Sometimes fears get the better of us. Sometimes things beyond our control enforce difficult decisions on us. Sometimes we let things happen to us instead of making things happen for us.
I am guilty.
I let fear and circumstance dictate what happened to me for many more years than I wish I had done.
In childhood, I spent hours creating stories and drawing the characters that would have adventures within those stories. I had a wonderful place (at the time I thought that it was my own special Wonderland) where I would go to escape. It was a patch of beautiful landscape with a rickety old wooden bridge leading from one side of the river to the other. As an adult, I discovered it lead to and from the local sewage works. The imagination of a child is an amazing thing.
I was a shy child much more able to relate to my ‘made up’ characters than ‘real life’ people around me. As an adult. I still have an ongoing fight against fear, anxiety, self-doubt and low self-esteem.
After struggling with direction, I finally found a place of belonging in the classroom. I became a Primary School Teacher and felt I had the best job in the world. I could witness the children’s joy in stories and their incredible imaginations. They ignited a passion in me that I thought had long since been buried. I will be forever grateful for that time. But unfortunately, it came to an end much earlier than I would have hoped.
In 2010, after a long process of tests and examinations, I was diagnosed with a lifelong chronic illness. It affected every part of my life. After stubbornly trying to continue in the classroom I eventually had to admit defeat and left my school. I spent a long time in a very dark place not knowing what I should be doing and not really wanting to do anything other than feel sorry for myself and hibernate away from everything. When you have worked hard at something and things beyond your control go in an unexpected direction it is very easy to let yourself focus on the negative.
When we experience pain, emotional and/or physical, it is easy to fixate on that pain at the detriment of all else. I am a wife and a mother; a daughter and a grand-daughter; a friend. It took me seeing the hurt I was causing the people around me to begin to make changes.

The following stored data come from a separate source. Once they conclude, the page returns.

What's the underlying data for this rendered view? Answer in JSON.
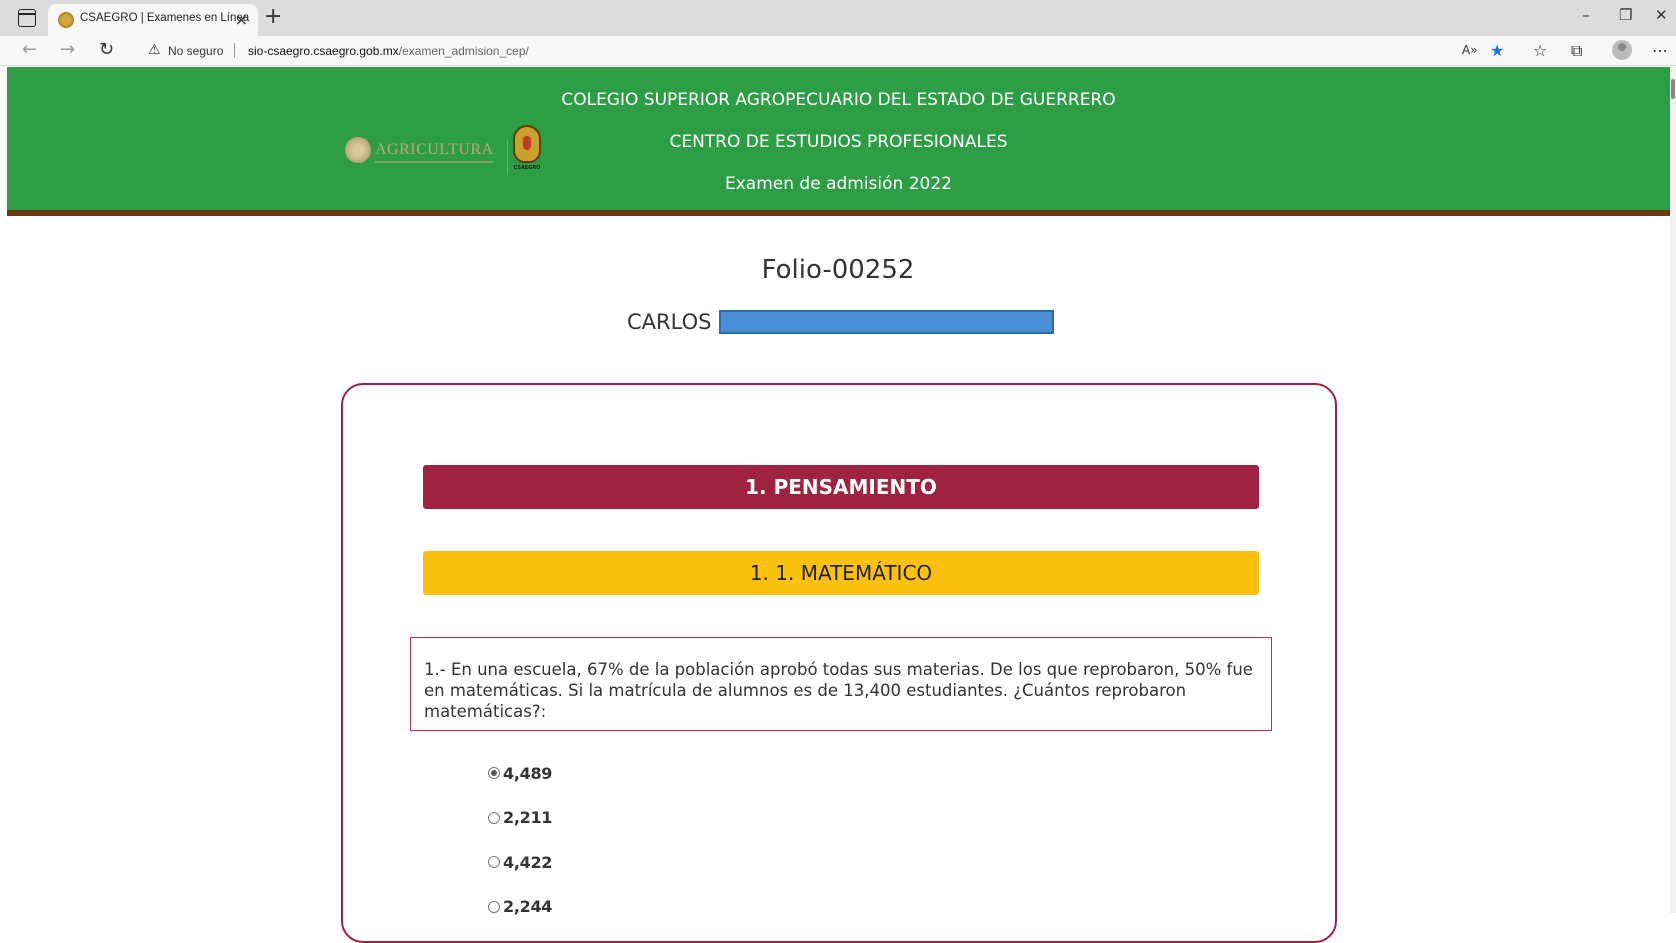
{
  "browser": {
    "tab_title": "CSAEGRO | Examenes en Línea",
    "tab_close": "×",
    "new_tab": "+",
    "security_label": "No seguro",
    "url_host": "sio-csaegro.csaegro.gob.mx",
    "url_path": "/examen_admision_cep/",
    "icons": [
      "sidebar-toggle-icon",
      "back-icon",
      "forward-icon",
      "reload-icon",
      "warning-icon",
      "read-aloud-icon",
      "favorite-star-icon",
      "favorites-icon",
      "collections-icon",
      "profile-icon",
      "more-icon",
      "minimize-icon",
      "restore-icon",
      "close-window-icon"
    ],
    "accent_color": "#1a73e8"
  },
  "header": {
    "line1": "COLEGIO SUPERIOR AGROPECUARIO DEL ESTADO DE GUERRERO",
    "line2": "CENTRO DE ESTUDIOS PROFESIONALES",
    "line3": "Examen de admisión 2022",
    "logo_agricultura": "AGRICULTURA",
    "logo_csaegro": "CSAEGRO",
    "bg_color": "#2e9e46",
    "stripe_color": "#6b3a14"
  },
  "student": {
    "folio": "Folio-00252",
    "first_name": "CARLOS"
  },
  "exam": {
    "section_title": "1. PENSAMIENTO",
    "section_color": "#9f2241",
    "subsection_title": "1. 1. MATEMÁTICO",
    "subsection_color": "#fbc10e",
    "question": "1.- En una escuela, 67% de la población aprobó todas sus materias. De los que reprobaron, 50% fue en matemáticas. Si la matrícula de alumnos es de 13,400 estudiantes. ¿Cuántos reprobaron matemáticas?:",
    "options": [
      {
        "label": "4,489",
        "selected": true
      },
      {
        "label": "2,211",
        "selected": false
      },
      {
        "label": "4,422",
        "selected": false
      },
      {
        "label": "2,244",
        "selected": false
      }
    ]
  }
}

I began in the only way I knew how, by bringing my childhood stories and characters back from their storage box. I escaped to my Wonderland and found solace there. I found a new focus and a purpose that I thought I had lost when I left the classroom. I began to draw and paint and write again. And, I found peace and moments of not focusing on the negative and the pain.
Chronic pain has drained my energy but has forced me to a slower pace. I am now able to see and reflect on things that would have otherwise passed me by. I appreciate so much more and have returned to a creative way of life that I thought was long left behind. Life is so much more than simply surviving, I have come to realise that it is also about making the time to include things that make you happy and encompassing all the opportunities you can. For me it is about making art and making memories. I must still approach life one day at a time and I must listen to what my body needs and adjust but I will always make time to create.
Art has saved my sanity. It has also brought me a whole new circle of friends for whom I will be forever grateful. I am still amazed by the response to my work and so happy that people have taken it to their hearts as much as they have. The art community is one of the most encouraging and supportive I have experienced and I have met some people who I know will be friends for life. In this world that is ever-changing, scary and incredible I have found hope and magic again through art and creating.
Deborah lives in The Pennine Hills North of Manchester UK with her husband, two children, two crazy dogs and four adorable bunnies.